La colonisation à l’œuvre
« La puissance coloniale française transforme la Tunisie en un pays exportateur de produits agricoles et miniers, voire même de soldats (et parfois d’ouvriers) d’un côté, et en un pays importateur de produits manufacturiers ».(4)
La dépossession des terres
Par touches successives, l’État français attribue à des Européens les meilleures terres. Les capitaux nécessaires sont mis à leur disposition pour bâtir une agriculture moderne tournée vers l’exportation.
La plupart des paysans tunisiens sont refoulés dans les secteurs les moins favorables et sur des espaces exigus. Beaucoup finissent par prendre le chemin de l’exode vers les grandes villes.
La ruine de l’artisanat
Une avalanche de produits fabriqués industriellement en Occident se déverse sur la Tunisie. Imitant la production traditionnelle à un coût très largement inférieur, ils portent un coup mortel à une activité auparavant florissante.
La mainmise du capital étranger
« Les sociétés occidentales monopolistiques, surtout françaises, imposent une domination absolue sur toute l’économie minière du pays, sur le secteur financier, l’électricité, le gaz, la production et la distribution de l’eau, les transports, etc. ».(5)
Le développement des inégalités régionales
L’écart se creuse entre les régions de l’intérieur, laissées pour compte, et les zones côtières.
La négation de l’identité nationale
La langue française devient un instrument de promotion sociale, secrétant une « élite » francophone et francophile.

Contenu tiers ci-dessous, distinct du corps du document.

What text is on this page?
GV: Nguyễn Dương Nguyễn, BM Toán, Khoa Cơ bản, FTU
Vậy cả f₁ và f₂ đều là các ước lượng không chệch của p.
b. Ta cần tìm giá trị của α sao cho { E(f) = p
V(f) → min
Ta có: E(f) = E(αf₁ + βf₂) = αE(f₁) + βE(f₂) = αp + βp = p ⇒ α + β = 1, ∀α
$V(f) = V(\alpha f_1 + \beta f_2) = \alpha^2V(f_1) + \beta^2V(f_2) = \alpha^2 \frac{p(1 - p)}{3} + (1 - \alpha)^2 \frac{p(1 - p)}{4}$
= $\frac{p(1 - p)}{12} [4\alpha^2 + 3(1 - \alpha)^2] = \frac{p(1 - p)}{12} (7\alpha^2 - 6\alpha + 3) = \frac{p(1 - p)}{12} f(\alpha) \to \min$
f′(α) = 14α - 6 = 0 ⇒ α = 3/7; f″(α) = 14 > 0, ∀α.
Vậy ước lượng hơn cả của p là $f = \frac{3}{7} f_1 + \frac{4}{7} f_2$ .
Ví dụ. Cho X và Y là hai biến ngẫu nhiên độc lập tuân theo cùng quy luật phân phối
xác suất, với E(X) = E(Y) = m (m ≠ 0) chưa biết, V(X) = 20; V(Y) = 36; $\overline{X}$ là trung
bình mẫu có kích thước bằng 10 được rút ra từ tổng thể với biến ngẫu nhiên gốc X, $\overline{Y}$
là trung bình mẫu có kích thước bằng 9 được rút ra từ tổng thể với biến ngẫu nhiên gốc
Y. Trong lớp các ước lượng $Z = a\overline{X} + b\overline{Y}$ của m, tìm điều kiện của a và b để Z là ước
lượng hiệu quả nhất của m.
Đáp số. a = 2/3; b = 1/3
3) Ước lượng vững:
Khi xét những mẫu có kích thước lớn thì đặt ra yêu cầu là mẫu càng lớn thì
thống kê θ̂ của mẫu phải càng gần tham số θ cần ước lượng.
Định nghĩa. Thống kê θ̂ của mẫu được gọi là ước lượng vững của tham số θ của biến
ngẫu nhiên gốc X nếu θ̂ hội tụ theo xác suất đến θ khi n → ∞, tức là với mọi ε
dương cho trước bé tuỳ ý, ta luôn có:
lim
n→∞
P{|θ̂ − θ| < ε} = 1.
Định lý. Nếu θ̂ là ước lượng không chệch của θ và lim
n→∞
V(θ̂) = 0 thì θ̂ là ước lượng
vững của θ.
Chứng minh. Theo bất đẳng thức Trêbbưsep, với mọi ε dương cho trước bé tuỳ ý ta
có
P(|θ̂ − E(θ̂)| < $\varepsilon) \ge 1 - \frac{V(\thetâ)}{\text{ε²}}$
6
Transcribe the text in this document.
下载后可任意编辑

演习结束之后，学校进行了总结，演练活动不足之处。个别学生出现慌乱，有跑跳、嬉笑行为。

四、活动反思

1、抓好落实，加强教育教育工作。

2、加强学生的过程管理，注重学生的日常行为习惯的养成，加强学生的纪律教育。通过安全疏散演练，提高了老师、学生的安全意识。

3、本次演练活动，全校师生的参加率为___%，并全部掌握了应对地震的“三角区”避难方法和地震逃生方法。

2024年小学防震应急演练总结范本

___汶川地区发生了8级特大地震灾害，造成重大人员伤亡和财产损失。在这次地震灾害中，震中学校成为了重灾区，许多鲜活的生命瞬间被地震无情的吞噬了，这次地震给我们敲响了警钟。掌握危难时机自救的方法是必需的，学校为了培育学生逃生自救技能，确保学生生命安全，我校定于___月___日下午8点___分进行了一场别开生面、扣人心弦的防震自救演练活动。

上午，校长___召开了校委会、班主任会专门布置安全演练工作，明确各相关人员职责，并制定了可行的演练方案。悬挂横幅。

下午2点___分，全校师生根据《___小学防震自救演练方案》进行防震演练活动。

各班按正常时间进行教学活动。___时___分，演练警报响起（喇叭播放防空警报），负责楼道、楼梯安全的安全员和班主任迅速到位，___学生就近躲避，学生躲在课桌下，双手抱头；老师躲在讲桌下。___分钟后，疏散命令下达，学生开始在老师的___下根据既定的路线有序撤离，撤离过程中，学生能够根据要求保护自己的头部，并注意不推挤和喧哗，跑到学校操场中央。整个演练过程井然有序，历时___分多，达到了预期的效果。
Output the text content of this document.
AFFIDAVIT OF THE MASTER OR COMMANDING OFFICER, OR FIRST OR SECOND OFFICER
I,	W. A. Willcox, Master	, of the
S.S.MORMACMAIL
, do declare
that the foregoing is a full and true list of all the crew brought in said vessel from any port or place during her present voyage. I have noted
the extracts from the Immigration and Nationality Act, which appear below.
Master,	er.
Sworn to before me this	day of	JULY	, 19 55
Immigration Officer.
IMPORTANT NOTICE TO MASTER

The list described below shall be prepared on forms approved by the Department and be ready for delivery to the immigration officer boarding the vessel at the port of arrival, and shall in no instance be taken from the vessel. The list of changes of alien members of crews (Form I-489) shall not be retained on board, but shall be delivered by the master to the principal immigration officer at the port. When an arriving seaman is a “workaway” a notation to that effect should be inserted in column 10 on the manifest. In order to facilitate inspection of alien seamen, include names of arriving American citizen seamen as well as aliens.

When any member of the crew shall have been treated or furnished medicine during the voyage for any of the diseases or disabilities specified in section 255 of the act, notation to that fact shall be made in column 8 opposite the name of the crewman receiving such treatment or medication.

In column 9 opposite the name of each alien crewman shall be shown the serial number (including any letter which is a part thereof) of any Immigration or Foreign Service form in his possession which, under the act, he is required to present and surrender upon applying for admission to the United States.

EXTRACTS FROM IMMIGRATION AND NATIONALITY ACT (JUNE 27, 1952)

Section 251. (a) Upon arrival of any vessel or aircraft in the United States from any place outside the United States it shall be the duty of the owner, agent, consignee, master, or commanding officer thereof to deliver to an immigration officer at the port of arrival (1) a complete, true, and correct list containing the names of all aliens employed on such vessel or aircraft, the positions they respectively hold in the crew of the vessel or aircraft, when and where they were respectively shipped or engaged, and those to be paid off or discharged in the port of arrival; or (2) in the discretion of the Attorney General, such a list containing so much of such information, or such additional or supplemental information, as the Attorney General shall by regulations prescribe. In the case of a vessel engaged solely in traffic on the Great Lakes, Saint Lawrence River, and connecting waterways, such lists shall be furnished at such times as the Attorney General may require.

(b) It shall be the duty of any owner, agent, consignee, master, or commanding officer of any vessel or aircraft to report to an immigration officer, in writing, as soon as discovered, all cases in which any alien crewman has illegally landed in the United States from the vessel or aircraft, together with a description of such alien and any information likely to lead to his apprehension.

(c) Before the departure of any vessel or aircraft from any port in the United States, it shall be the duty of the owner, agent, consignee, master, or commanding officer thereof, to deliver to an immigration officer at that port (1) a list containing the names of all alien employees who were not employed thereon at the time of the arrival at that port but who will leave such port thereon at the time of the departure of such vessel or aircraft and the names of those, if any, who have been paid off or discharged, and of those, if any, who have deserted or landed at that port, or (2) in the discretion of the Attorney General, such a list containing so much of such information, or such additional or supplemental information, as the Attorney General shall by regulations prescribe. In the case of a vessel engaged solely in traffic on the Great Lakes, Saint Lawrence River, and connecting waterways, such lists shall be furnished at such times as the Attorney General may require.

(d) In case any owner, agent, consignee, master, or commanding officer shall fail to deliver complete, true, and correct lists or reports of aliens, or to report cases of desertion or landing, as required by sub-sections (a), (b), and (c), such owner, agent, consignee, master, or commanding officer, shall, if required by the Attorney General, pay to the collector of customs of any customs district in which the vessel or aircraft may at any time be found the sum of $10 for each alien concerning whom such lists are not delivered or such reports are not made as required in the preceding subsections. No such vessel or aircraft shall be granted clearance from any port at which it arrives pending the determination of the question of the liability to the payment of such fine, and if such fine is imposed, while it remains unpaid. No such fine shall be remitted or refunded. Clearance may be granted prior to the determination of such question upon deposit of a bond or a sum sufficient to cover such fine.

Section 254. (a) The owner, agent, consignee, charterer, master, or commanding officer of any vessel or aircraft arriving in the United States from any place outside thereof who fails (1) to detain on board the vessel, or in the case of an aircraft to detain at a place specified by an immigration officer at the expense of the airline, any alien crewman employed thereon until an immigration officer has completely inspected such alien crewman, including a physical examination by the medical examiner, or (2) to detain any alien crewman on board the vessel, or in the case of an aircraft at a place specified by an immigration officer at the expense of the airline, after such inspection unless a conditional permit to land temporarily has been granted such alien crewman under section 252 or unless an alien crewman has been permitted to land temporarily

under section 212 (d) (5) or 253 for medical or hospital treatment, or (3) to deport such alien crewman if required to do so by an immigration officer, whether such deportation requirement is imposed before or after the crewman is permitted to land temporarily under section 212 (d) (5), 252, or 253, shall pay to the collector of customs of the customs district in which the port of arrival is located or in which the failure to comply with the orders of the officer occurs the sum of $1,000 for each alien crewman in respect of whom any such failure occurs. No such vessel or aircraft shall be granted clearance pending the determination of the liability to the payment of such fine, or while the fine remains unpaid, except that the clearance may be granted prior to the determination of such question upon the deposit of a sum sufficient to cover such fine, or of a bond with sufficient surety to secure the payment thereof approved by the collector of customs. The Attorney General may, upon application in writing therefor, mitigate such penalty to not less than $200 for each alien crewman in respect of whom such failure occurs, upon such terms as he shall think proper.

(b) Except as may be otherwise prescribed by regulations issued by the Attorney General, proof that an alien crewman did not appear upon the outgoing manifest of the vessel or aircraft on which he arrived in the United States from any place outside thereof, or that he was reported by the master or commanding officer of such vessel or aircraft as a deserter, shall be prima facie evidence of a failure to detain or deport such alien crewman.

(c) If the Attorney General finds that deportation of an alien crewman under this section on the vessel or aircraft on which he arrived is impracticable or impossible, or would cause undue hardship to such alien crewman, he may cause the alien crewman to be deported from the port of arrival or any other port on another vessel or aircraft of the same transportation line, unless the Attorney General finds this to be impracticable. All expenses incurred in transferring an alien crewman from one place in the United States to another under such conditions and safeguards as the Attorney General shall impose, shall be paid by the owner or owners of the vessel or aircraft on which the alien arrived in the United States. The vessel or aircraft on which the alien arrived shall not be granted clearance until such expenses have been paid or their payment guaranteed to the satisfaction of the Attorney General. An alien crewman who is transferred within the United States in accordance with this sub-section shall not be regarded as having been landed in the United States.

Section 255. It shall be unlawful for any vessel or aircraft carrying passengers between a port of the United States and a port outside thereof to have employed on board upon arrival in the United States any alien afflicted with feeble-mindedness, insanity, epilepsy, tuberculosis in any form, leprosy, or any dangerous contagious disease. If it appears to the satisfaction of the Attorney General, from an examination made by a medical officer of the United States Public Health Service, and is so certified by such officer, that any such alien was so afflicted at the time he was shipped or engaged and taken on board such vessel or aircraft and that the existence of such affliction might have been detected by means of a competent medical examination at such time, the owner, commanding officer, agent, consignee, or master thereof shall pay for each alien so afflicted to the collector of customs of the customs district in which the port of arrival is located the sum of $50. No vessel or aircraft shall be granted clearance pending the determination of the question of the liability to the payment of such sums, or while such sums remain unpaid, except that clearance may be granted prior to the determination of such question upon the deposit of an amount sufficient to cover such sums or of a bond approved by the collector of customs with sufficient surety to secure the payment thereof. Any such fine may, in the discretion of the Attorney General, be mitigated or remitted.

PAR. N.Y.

Une volonté de désislamiser le pays est affichée avec ostentation : lors du Congrès eucharistique de Carthage qui coïncide avec le cinquantenaire de l’établissement du Protectorat, un défilé de 5 000 jeunes catholiques revêtus d’uniformes de croisés a notamment lieu dans les rues de Tunis. « La Tunisie semble condamnée pour longtemps à l’acceptation passive du nouvel ordre des choses ». (6)
Pas étonnant que dans de telles conditions, « L’hostilité au principe même de l’occupation […] se manifeste d’abord par un renouveau du sentiment religieux […] : la religion apparaît comme une donnée essentielle de la conscience nationale ».
Notes :
1. Depuis 1574, la Tunisie était placée sous la suzeraineté de l’empire ottoman.
2. Extrait du texte de Fathi Chamkhi (Raid-Attac Tunisie) reproduit à la fin de ce dossier.
3. « Histoire générale de la Tunisie » – Sud Editions (Tunis 2010) p. 364
4. Heidi Timoumi : « La Tunisie, 1956-1987 », Tunis 2010, p. 19.
5. Heidi Timoumi p53.
6. « Histoire générale de la Tunisie » p. 365.